How does one deal with such inflation which is sticky and elevated? As has been argued before in these columns, addressing food inflation requires a comprehensive policy package comprising sensible fiscal and cash management, agricultural polices which incentivise increase in yields and cost efficiencies in production processes and an open trade policy to counter cartel formation, e.g. in sugar.
Inflation is caused by overall demand exceeding supply, although, admittedly, there may be supply shortfalls to meet increased demand even when there is excess capacity as a consequence of, say, lack of availability of energy.
Even if cost factors push up prices (reinforcing generalised inflation) there has to be adequate demand for all producers to be able to continuously pass on wholly or partially their increased costs to consumers.
Therefore, one way of addressing inflation could be to reduce present demand and shift it into the future, say through the increase in the tax rate on a temporary basis.
The other options could be sacrificing some growth for reining in inflation or accepting a higher rate of inflation to facilitate growth. The latter policy option would be selected in the hope that the supply effect of higher production may just ease the pressure on prices.
The other generally expected effect would be stimulation of demand, fuelling inflation, in an environment characterised by huge budget deficits resulting from unproductive spending on subsidies and bank-rolling of the losses of public-sector enterprises.
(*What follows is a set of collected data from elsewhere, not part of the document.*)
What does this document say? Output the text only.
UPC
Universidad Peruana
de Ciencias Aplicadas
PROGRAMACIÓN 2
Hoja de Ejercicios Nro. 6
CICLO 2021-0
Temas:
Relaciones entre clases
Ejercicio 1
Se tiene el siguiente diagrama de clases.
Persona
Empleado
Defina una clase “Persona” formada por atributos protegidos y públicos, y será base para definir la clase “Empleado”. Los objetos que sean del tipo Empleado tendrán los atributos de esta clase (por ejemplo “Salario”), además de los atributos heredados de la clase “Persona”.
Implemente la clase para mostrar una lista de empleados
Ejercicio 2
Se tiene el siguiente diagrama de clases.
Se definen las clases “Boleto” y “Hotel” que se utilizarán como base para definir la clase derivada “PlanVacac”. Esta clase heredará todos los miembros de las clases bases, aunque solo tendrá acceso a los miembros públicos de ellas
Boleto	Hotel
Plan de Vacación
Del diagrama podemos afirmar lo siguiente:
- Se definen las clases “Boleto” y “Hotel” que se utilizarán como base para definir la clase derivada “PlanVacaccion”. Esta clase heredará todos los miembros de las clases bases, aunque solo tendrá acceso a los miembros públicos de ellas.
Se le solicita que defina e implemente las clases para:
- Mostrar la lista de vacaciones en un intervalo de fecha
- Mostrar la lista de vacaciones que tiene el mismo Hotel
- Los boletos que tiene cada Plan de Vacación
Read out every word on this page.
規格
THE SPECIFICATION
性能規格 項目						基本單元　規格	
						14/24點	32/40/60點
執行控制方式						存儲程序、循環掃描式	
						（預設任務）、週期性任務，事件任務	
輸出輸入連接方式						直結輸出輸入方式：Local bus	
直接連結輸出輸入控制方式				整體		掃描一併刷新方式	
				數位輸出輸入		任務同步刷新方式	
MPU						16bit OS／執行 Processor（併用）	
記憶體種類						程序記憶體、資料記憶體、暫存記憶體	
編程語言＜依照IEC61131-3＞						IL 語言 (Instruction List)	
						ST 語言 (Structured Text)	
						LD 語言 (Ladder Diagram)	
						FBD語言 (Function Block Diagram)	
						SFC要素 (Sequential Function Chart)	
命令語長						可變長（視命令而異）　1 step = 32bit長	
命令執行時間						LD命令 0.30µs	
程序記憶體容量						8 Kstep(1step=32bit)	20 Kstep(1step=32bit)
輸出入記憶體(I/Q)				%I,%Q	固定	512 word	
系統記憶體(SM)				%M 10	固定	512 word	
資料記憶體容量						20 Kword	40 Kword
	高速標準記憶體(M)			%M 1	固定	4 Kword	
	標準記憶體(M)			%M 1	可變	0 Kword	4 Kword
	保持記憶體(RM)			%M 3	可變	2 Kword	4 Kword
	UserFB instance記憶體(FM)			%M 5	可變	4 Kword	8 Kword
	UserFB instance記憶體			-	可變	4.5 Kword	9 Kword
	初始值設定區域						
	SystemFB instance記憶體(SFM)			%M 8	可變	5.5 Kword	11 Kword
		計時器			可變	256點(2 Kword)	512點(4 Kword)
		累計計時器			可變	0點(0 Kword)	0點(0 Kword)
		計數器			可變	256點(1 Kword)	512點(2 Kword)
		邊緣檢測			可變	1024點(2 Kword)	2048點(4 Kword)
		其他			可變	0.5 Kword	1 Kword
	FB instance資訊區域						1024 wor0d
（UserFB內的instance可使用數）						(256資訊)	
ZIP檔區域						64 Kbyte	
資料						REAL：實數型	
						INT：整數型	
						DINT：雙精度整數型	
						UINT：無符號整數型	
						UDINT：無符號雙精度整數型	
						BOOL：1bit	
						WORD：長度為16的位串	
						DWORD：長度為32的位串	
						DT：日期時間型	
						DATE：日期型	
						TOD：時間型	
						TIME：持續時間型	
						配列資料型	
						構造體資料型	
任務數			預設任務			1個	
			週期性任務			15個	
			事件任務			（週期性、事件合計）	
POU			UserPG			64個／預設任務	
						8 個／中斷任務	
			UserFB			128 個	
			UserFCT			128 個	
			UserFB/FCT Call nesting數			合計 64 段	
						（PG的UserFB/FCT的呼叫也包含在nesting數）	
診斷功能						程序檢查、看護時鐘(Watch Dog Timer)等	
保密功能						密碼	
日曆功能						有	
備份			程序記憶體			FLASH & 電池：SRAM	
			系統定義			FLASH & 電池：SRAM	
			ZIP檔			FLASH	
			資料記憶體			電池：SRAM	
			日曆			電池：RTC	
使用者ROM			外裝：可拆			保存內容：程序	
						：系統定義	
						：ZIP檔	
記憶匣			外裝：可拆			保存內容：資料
In other words, any decision to either tackle inflation or kindle growth involves a trade-off.
Opting for one instead of the other would be easier said than done, especially if information on the economy is not adequate to assess the likely outcome of such a decision, in terms of the impact on the rate of inflation and the exchange rate of the rupee, if the central bank desiring to promote private-sector activity lowers the interest rate.
In the latter case, the State Bank could simply be trading for a higher rate of inflation for a somewhat modest increase in growth, especially if oil prices begin to firm up and the import bill rises in response to increased demand for cheaper credit and the war chest in the shape of the foreign exchange reserves is not big enough to defend the pressure on the rupee and prevent it from reaching the psychological barrier of Rs100 to a dollar.
We have to be mindful of all this if the government continues to borrow (irrespective of the price of the loans to finance its increased spending in an election year) from the banking system.
This would crowd out the private sector, particularly at a time when the growth in bank deposits would be expected to slow down in reaction to a reduction in the interest rate, with the related funds getting diverted to investments (including those of the speculative variety) that would generate higher returns than those earned from bank deposits.
The writer is a former governor of the State Bank of Pakistan.